The Diskettes: An interview and retrospective




Emily, David, and Maggie: The Diskettes


A lot of twee and indiepop groups had that naive, ramshackle sound that I love, but few of them could write melodies like the Diskettes did. 

If Beat Happening had existed in 1960, they might have sounded like the Diskettes. The Diskettes were cute and sweet but also wrote really durable songs with sophisticated melodies and vocal arrangements. I never tire of listening to their songs. 

Formed in Vancouver, British Columbia, the Diskettes seemed to suddenly explode in the mid 2000s across indie CD-R and cassette compilations with their twee/folk/punk confections that, for me, were a perfect amalgam of my musical tastes. Sometimes when I listened to the Diskettes I felt like they were making this music just for me!

For the sake of being needlessly provocative, I'll rank the Diskettes far above their fellow Canadian artists Ian & Sylvia and Wilf Carter, somewhat above Gordon Lightfoot and Bobby Curtola, and neck-and-neck with Hank Snow. I know that seems extreme, especially in view of Carter and Snow's decades-long recording careers, but I have to go with my heart.
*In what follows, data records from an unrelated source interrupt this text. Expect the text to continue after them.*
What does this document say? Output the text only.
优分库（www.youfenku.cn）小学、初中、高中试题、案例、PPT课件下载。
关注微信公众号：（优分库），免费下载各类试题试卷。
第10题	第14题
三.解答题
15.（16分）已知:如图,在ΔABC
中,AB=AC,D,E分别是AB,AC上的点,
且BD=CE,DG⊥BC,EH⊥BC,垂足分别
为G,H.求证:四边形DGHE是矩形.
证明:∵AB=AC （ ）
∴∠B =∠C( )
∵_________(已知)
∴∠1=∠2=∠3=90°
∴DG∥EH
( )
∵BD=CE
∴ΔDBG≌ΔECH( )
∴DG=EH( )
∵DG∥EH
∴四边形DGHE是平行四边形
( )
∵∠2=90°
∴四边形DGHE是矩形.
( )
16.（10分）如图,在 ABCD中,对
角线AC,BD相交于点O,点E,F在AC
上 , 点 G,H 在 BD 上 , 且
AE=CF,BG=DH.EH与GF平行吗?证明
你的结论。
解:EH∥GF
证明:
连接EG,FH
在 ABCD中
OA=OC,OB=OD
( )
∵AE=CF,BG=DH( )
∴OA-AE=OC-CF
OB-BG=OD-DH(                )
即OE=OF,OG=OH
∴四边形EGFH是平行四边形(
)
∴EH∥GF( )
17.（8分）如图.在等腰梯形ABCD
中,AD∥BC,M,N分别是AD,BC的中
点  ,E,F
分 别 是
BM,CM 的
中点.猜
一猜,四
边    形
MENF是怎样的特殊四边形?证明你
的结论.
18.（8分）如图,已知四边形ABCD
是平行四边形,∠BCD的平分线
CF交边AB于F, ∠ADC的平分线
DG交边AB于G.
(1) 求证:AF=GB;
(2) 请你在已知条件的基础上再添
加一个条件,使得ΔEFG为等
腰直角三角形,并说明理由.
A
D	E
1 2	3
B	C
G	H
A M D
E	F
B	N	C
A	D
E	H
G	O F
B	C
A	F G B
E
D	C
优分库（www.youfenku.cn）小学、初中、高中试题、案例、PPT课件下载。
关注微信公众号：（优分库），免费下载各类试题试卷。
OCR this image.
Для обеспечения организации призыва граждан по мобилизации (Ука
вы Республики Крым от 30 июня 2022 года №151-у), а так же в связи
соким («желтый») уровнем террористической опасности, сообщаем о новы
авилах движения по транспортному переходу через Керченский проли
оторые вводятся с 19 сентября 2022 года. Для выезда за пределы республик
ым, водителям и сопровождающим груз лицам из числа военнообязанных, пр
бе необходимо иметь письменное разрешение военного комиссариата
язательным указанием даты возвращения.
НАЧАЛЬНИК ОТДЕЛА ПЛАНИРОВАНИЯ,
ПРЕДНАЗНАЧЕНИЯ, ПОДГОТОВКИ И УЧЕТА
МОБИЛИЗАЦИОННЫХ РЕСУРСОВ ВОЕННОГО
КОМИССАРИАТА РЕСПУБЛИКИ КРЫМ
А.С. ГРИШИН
If we go by my iPod, then the Diskettes win by a mile. 

Music Weird interviewed former Diskette David Barclay on March 11, 2014. 



Can you help to untangle the chronology of some of your other projects and their relationship to the Diskettes?

The Diskettes were actually started in 2000, when Emily and I still lived in Victoria. We played one show—and therefore were a legit band by even the most demanding industry standard—opening for the Riff Randells at a community center with an audience that was mainly comprised of some sort of daycare and two of Emily's friends. 

By some amazing coincidence, both Emily and I moved to Montreal in September 2000 to attend different universities. During that time we played no music and put most of our efforts into adapting to university and adult life. Parka 3 started around then and played our first show in March, opening for Picastro and Tiger Saw, two bands that continue to this day!

The Diskettes started playing again after I wrote a song for a "bad teen poetry" night hosted by Olivia's 'zine Funtage at the Yellow Door. Leonard Cohen once played there. 

There is a rule that every time you mention the Yellow Door—Leonard Cohen used to play there—you must also mention that Leonard Cohen played there back in the day. 

I played the new song along with a song I wrote in high school for my solo band, the Yatchsmen [sic], about sailing, and a cover of the Halo Benders' "I Can't Believe It's True." I might have also covered Built to Spill's "Car."

After the resounding reception, I decided that the Diskettes should play and write a bunch of songs, which we did. The Diskettes and Parka 3 coexisted for a few years until John, the keyboardist and 98% of the group's musical talent, graduated a year early thanks to his International Baccalaureate transfer credits. 

At this point, New Jersey Greg joined, and the Parka 3 slowly morphed into La Guerre des Tuques (English translation: The Dog who Stopped the War) as Tim eventually graduated and moved back to his mom's house in Massachusetts. 

This group involved many friends, including Emily, and was a very pure expression of DIY and punk. At the same time, Maggie joined the Diskettes on the advice of JR from Ditch records in Victoria, BC, who said, "People like drums." 

We recorded a second album and toured and were pretty much as real as a band can be.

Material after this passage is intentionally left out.